From Today's Israeli Press
À LA GUERRE COMME À LA GUERRE
NOT HIS PRIVATE BUSINESS: Nahum Barnea writes in Yedioth Ahronoth that Netanyahu's handling of the submarines deal was tainted, not a matter to be trifled with when what is at stake is the main weapon of deterrence against Iran.
SURPRISE ATTACK: Ehud Yaari claims in N12 that the showcase operation of releasing hundreds of inmates from a Kurdish prison in Syria demonstrates that some ISIS units have been rehabilitated. This is just the beginning.
HAMAS' DOUBLE GAME: Yoni Ben-Menachem argues in News1 that Israeli security sources expect escalation in the war in Yemen to cause escalation in Gaza and perhaps even an attack against Israel.
ISRAEL/CHINA TIES: Oded Eran stresses in Maariv that rapprochement between China and Iran, the Chinese effort to strengthen ties with the Gulf States, and American pressure to take critical positions on China's economic might – require rational risk management, as Israel marks 30 years of relations with China.
IT'S WAR: Ori Nir proclaims in Haaretz that the target of Israeli settlers is Palestinian land and bodies.

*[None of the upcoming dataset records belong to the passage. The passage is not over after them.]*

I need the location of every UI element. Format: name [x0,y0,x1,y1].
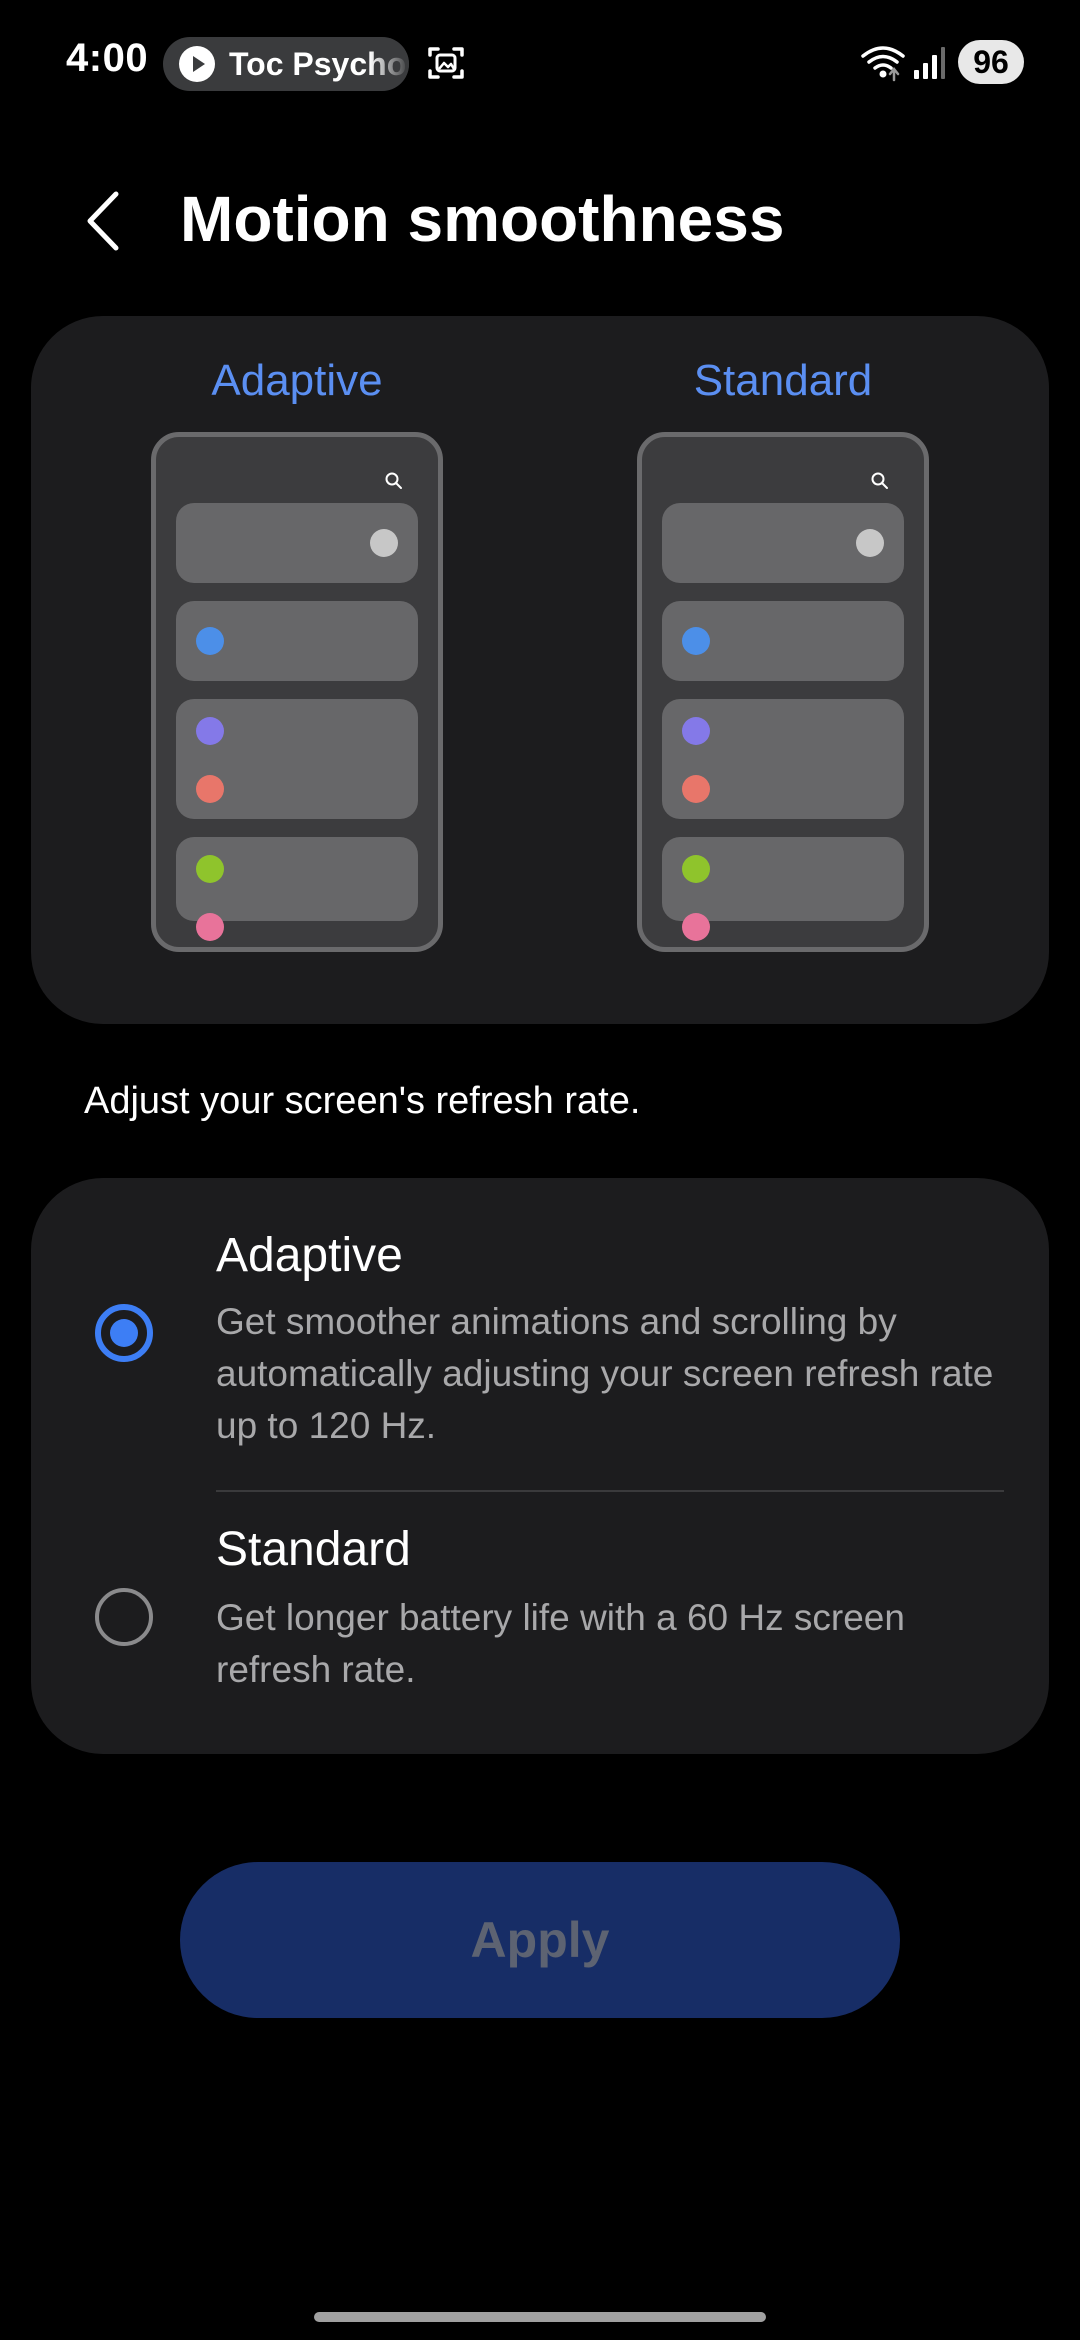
mock-list-item [662,837,904,941]
apply-button[interactable]: Apply [180,1862,900,2018]
option-description: Get longer battery life with a 60 Hz scr… [216,1597,905,1690]
screenshot-icon [428,47,464,79]
mock-phone-illustration [151,432,443,952]
preview-label-standard: Standard [693,356,873,405]
mock-toggle-dot [856,529,884,557]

THE NEW NORMAL? Seth J. Frantzman contends in The Jerusalem Post that the Houthis second missile attack on the UAE indicates they believe they have a right to expand the war to the UAE.
From Today's Arabic Press
WILL ANSARULLAH TARGET ISRAEL?
SITUATION IN YEMEN: The Saudi-led coalition's attack in Shabwa which was spear-headed by UAE-allied forces has exposed to the Houthi Ansarullah Tel Aviv's involvement in the war, claims Hussein Ibrahim in Monday's left-leaning pro-Hezbollah Beirut daily al-Akhbar. This turns Israel into a likely target for Yemeni drone and missile attacks and further exposes the UAE's security, and therefore economy, to serious threats.
DISCARDED GENTLEMAN'S AGREEMENT: The UAE can either choose the path of escalation against the Houthi Ansarullah or seek ways of cooling down the conflict, maintains a leading Jordanian commentator 'Urayb ar-Rintawi on the U.S.-sponsored Arabic language news portal al-Hurra.
NOT SURPRISING: Given the high cost of each of these options, it will most likely choose a combination of both and hope to avoid the serious consequences that are inflict heavy economic damage on it, notes Palestinian commentator Mohammad Yaghi in the leading Palestinian daily al-Ayyam. And since it is in the Houthis' interest to drive a wedge between Saudi Arabia and the UAE, both sides may choose to return to the status quo ante; but that depends on how advanced the Houthis' military capabilities have become.
ISIS REARS ITS UGLY HEAD: The recent and almost simultaneous attacks by ISIS in the Kurdish-controlled Northeastern part of Syria and in the Diyala governorate in Iraq are raising alarm bells in the region at large, maintains Lebanese commentator Yunis as-Sayyed in Monday's UAE daily al-Khaleej. Both attacks were large-scale and well-coordinated, raising many questions about the organization's return in force and exposing slackness on the part of the forces fighting it.
THE GULF'S CONDESCENSION: The Kuwaiti foreign minister paid a visit to Lebanon this weekend, bearing messages from all Gulf countries, demanding that Lebanon cease any verbal or media attacks on them in exchange for improving relations, notes the editorial Monday's editorial on the London-based, pan-Arab www.raialyoum.com. But, given the Gulf countries' condescending tone and their apparent disregard for the complexity of Lebanon's political structure, there is little chance that this initiative will succeed.